The US sent well-equipped military forces to some spots in its Central, Pacific, Europe, Southern, and Africa commands. Such an activity and deployment come in compliance with the government laws and the AUMF. These forces' operations also come according to the AUMF.
But no specific time is predictable for return of the deployed US forces to home. Even president-elect Trump, with his isolationist stances, cannot influence the current US strategy in this case. Regarding the map of distribution of the US military forces around the world, we come up with the notion that the American leaders picked the deployment spots for specific objectives and actually fight against terrorism is a cover and pretext for Washington to chase its national interests.
At the time being, over 2,300 US troops are present in Jordan with the excuse of supporting the anti-ISIS military operations in both Syria and Iraq as well as protecting domestic security of Jordan. Jordan's significance for the US's West Asian strategy comes from the latter’s policy of providing the security of the Israeli regime. On the other side, the American military bases in the Persian Gulf region can guarantee further domination of the energy resources of the Arab countries.
Furthermore, a sinus chart of the Taliban, Al-Qaeda, and very recently ISIS power gaining process in Afghanistan can tell us that withdrawal of 9,800 US troops from the war-torn country is impossible– at least– in the medium term. This means continuation of the US military presence close to the Russian, Chinese, and Iranian borders.
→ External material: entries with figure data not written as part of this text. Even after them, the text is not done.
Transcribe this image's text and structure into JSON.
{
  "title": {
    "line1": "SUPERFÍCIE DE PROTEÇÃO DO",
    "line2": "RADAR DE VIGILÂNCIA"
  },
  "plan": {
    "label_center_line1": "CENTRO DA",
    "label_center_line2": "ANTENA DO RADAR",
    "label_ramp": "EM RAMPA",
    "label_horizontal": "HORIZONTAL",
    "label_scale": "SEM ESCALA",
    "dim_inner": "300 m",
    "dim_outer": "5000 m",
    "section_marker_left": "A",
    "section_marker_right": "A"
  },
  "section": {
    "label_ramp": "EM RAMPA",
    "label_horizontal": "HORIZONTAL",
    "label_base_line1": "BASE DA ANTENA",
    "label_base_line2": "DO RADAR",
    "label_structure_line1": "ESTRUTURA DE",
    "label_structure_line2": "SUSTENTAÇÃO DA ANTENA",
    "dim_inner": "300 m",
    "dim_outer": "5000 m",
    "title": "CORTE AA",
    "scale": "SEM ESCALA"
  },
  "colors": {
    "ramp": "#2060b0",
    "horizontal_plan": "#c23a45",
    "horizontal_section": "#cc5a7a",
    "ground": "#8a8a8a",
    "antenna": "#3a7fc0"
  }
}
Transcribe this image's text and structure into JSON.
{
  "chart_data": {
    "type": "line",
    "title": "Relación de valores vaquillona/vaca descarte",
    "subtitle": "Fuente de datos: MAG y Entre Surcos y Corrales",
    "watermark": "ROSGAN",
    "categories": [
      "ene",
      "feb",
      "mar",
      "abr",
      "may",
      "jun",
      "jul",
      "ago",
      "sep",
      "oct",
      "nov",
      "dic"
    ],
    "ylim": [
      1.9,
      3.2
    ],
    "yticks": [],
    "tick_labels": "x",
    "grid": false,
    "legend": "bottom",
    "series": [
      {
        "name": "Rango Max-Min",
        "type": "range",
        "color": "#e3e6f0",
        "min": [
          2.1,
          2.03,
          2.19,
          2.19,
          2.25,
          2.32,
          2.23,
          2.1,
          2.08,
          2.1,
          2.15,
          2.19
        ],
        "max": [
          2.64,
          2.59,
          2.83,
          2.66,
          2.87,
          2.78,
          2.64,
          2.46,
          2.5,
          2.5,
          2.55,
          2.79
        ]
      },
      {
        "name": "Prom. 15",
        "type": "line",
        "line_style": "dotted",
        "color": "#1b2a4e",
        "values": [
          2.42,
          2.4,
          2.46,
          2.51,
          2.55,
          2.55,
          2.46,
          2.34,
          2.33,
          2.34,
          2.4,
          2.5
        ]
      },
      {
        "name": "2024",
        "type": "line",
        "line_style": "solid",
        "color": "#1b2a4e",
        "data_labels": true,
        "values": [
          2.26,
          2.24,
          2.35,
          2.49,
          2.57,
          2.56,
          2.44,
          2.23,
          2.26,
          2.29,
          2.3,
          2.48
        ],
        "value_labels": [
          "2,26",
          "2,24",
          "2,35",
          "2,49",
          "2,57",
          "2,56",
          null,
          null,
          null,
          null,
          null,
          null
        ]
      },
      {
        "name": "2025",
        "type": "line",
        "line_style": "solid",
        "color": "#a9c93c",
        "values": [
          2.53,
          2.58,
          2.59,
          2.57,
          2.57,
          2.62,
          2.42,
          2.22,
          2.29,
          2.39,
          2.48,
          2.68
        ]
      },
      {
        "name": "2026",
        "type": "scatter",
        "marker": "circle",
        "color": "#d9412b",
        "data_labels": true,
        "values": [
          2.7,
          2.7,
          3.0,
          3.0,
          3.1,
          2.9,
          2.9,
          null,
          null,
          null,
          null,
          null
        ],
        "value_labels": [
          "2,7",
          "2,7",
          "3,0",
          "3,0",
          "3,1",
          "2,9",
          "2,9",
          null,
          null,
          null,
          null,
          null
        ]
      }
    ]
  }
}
The importance of the African countries, particularly Egypt and Djibouti, for Washington is because of their geostrategic position in the Red Sea, the Mediterranean Sea, Tiran and Bab-el-Mandeb straits, and the Gulf of Aden. The rich natural resources of other countries like Somalia, Nigeria, and Libya are the key drive behind Washington’s counterterrorist strategy.
So, instability, sectarian and ethnic gaps, increased security costs, surge in poverty, ignorance, and diseases are the outcomes the international community faces from the US liberating operations in its preemptive anti-radicalism wars.